Às vezes, o livro caía no chão sem o marcador de páginas. Sempre gostei de grifar os livros com lápis coloridos para marcar minhas passagens favoritas, mas nessa coreografia de leitura, o máximo que conseguia era dobrar a ponta do papel. Ler ao mesmo tempo em que se amamenta, quando noite e dia se confundem com os despertares da madrugada, é um tipo de transe, um estado de vulnerabilidade emocional e ardor intelectual. A privação de sono até intensifica a atenção.

Naquele mesmo período, li Mãe ou Eu também não gozei, de Leticia Bassit. Lembro que era noite e contei com a luz do abajur. Não conseguia parar de lê-lo. Estava deitada ao lado da cria, que dormia, por volta das 21h. Cada movimento tinha que ser muito bem cuidado para não despertá-lo. Era preciso manter meu corpo bem encostado ao dele e assim estender mais suas horas seguidas de sono. Muitas vezes fiz isso para eu mesma conseguir descansar, mas naquele dia, tudo que eu desejava era terminar de ler o livro.

Em 10 de julho de 2021, escrevi sobre Argonautas, de Maggie Nelson, “não dá nem para fotografar os trechos sublinhados porque é muito íntimo, muito das entranhas. Talvez daqui a vários anos eu releia e possa encostar em algo que sinto agora, mas que hoje ainda é misterioso para mim”. Estávamos completando 2 anos e 3 meses de amamentação. Lembro das narrativas dos livros, mas lembro ainda mais das histórias das leituras, de quem me recomendou, de como os livros chegaram a mim e depois seguiram suas vidas.

Abril de 2023. Mais duas casas depois do puerpério, neste novo lar, li O acontecimento, de Annie Ernaux.
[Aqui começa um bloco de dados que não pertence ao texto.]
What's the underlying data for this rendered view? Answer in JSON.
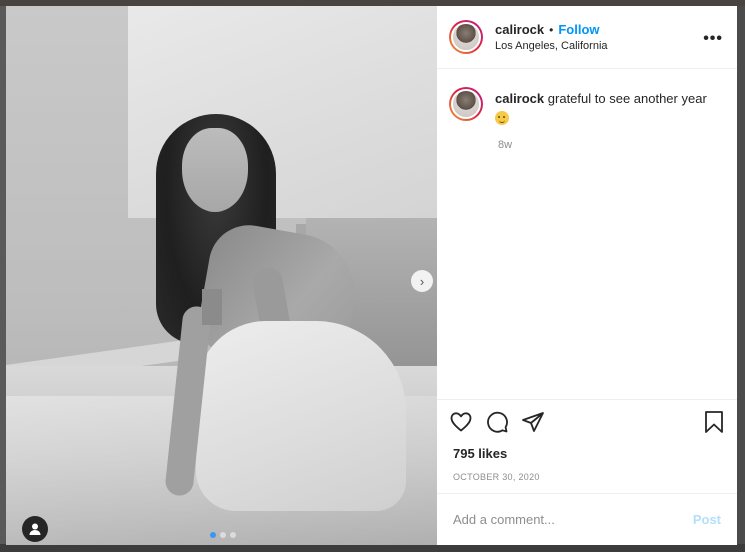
{
  "post": {
    "username": "calirock",
    "separator": "•",
    "follow_label": "Follow",
    "location": "Los Angeles, California",
    "more_label": "•••",
    "caption_username": "calirock",
    "caption_text": "grateful to see another year",
    "caption_emoji": "smiling-face-emoji",
    "time_ago": "8w",
    "likes": "795 likes",
    "date": "OCTOBER 30, 2020",
    "comment_placeholder": "Add a comment...",
    "post_label": "Post",
    "next_label": "›"
  },
  "media": {
    "carousel_total": 3,
    "carousel_active": 1
  },
  "colors": {
    "follow": "#0095f6",
    "post_disabled": "#b2dffc",
    "muted": "#8e8e8e",
    "active_dot": "#3897f0"
  },
  "icons": [
    "like-heart-icon",
    "comment-icon",
    "share-icon",
    "bookmark-icon",
    "more-options-icon",
    "user-tag-icon",
    "next-arrow-icon"
  ]
}
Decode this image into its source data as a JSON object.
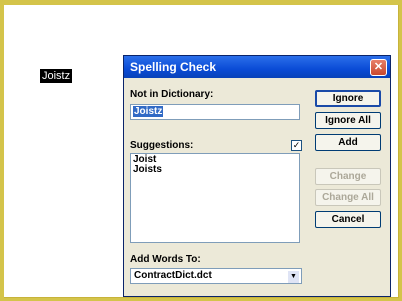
{
  "document": {
    "highlighted_word": "Joistz"
  },
  "dialog": {
    "title": "Spelling Check",
    "close_icon": "close-icon",
    "not_in_dictionary_label": "Not in Dictionary:",
    "not_in_dictionary_value": "Joistz",
    "suggestions_label": "Suggestions:",
    "suggestions_checked": true,
    "suggestions": [
      "Joist",
      "Joists"
    ],
    "add_words_label": "Add Words To:",
    "add_words_value": "ContractDict.dct",
    "buttons": {
      "ignore": "Ignore",
      "ignore_all": "Ignore All",
      "add": "Add",
      "change": "Change",
      "change_all": "Change All",
      "cancel": "Cancel"
    }
  },
  "colors": {
    "background": "#d4c44a",
    "titlebar": "#0a4bd6",
    "selection": "#316ac5"
  }
}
A autora lançou o livro em 2000, a partir de uma experiência vivida em 1963. Foi a avó paterna de meu filho que me emprestou. Há algumas semanas, ela me mandou uma mensagem sucinta, dizendo: “acho que você vai gostar”. O livro chegou na mochila lilás com elefantinhos coloridos, em uma das passagens da guarda compartilhada, junto com todos os itens que devem ser levados para a escola. Enquanto lia, fui tomada pela certeza: sei que nasci mãe em um mundo em que já existiam os livros de Annie Ernaux. Ainda que não a conhecesse em 2019, esses últimos anos foram vividos permeados pela força de sua escrita. Celebro a passagem do tempo, sigo no coro, honro o que elas escrevem.